Some people are born savers, others have to work at it and the rest need to be scared into it! If you belong in this last group then it’s time for some tough love to get yourself out of debt and start saving money today.
Shock #1 – Figure out exactly how much you really earn
Ever thought “I just don’t earn enough money”? well you may be right, you may not earn enough, that is, enough for your current lifestyle. If you’re broke before your next pay cheque, then you need to take a good look at how much you’re actually earning – as you could be overestimating.
First, work out how much money you make in your hand.
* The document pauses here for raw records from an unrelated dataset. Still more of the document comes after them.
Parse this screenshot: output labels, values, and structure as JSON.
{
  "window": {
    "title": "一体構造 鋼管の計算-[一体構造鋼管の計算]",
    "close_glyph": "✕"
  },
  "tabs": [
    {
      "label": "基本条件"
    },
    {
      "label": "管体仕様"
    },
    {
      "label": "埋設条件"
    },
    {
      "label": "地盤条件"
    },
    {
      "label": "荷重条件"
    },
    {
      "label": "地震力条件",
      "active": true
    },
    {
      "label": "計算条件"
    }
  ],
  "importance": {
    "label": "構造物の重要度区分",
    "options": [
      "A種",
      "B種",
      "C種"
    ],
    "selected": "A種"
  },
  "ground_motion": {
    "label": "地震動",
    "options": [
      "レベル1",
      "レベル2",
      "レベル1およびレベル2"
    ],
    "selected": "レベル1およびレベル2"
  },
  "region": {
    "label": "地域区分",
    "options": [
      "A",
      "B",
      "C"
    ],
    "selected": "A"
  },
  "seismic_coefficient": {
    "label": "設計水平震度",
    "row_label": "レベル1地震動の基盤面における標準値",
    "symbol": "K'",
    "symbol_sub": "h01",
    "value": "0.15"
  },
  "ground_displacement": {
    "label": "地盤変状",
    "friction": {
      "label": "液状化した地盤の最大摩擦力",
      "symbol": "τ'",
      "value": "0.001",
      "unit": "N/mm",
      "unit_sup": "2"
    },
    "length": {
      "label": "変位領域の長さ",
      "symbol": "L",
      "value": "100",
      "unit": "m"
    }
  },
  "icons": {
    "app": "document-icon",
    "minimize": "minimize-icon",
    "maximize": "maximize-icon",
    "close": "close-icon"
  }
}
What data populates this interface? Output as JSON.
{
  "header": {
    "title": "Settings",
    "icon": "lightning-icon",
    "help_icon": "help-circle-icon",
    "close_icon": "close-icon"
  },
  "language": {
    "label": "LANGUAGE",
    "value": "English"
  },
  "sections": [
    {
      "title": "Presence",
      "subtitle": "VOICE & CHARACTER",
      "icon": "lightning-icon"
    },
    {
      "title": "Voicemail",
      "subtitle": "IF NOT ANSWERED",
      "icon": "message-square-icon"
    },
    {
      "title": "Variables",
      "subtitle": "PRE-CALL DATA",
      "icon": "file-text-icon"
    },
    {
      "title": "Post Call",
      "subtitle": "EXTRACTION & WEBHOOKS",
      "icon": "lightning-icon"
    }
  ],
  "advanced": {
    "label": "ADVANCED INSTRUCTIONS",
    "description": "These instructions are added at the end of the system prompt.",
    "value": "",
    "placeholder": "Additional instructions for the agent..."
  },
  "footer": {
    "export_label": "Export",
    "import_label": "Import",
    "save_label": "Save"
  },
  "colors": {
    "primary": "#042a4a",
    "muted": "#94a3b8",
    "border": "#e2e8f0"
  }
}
An $80,000 a year salary sounds great but take out Superannuation, Tax, HELP/HECS debt and you’re left with a lot less, specifically $27,713 a year less! So your take home income is actually $52,287 a year or $25 an hour in a 40 hour week.
Work out your ‘in hand’ income by heading to paycalculator.com.au to type in your salary and whether you have a student loan to see your actual income.
Read more on how much money you actually need in life to get a better understanding of what you actually need.
Shock #2 – Learn how much money you’re actually spending
All of a sudden that $100 coat and $100 Saturday night out means you’ve had to work for a whole day for a piece of clothing and a meal – scared yet? If you need a shock to help you save money or get out of debt then this is a great one.
For each ‘luxury’ purchase, work out how many hours/days you have to work in order to pay for it and then make the decision whether it’s worth it or whether your long term goal is more important.
Wouldn’t you rather be credit card debt free or have a deposit on a house? Know how much you REALLY make, set some goals and make sure you are spending your hard earned cash on what you really want long term.
Shock #3 – Understand the lies you to tell yourself
“My credit card is only for emergencies” – and other lies you tell yourself.
Have a look at your last two credit card statements, now name three emergencies? That’s what I thought. Having to use your credit card to pay your mobile phone bill is not an emergency but a sign your budgeting needs to be reviewed.
Flights to a friend’s wedding is not an emergency but a sign that you’re not setting or consequently reaching your savings goals. Think about the purchases on your credit card carefully – this is borrowed money and therefore, borrowed time – that is, you need to work longer to pay for the added interest on these purchases. If you’re using your credit cards to earn points but you’re unable to clear the debt each and every month, then the interest will outweigh the cost of that bullet juicer your points will get you.
Shock #4 – See what a professional financial planner thinks of your finances
Have a good hard look in the mirror, how old are you? Chances are you think you have all the time in the world to pay off that debt, buy a house or retire but in reality time will tick by and you’re still in the same financial situation or worse.
It’s time to visit a financial planner who will take a good look at your money situation, debt, budget (or lack thereof) and Superannuation. They’ll be brutally honest of where you’ll be in five years, let alone come retirement, so it pays to take some tissues along to your meeting.
A Financial Planner will paint a scary picture of how much money you’re losing to interest and how you’ll be living on beans come retirement, good news is, they’ll also put together a plan of attack so your future doesn’t become so grim.
It can be scary coming to terms with your financial situation and yes, it’s easier to continue on spending everything you earn but in the long run it won’t be easier. It’s important to evaluate how much you’re actually earning, how much you’re spending and even endure a financial shock from a professional, as it could just be the kick in the butt you need to start saving.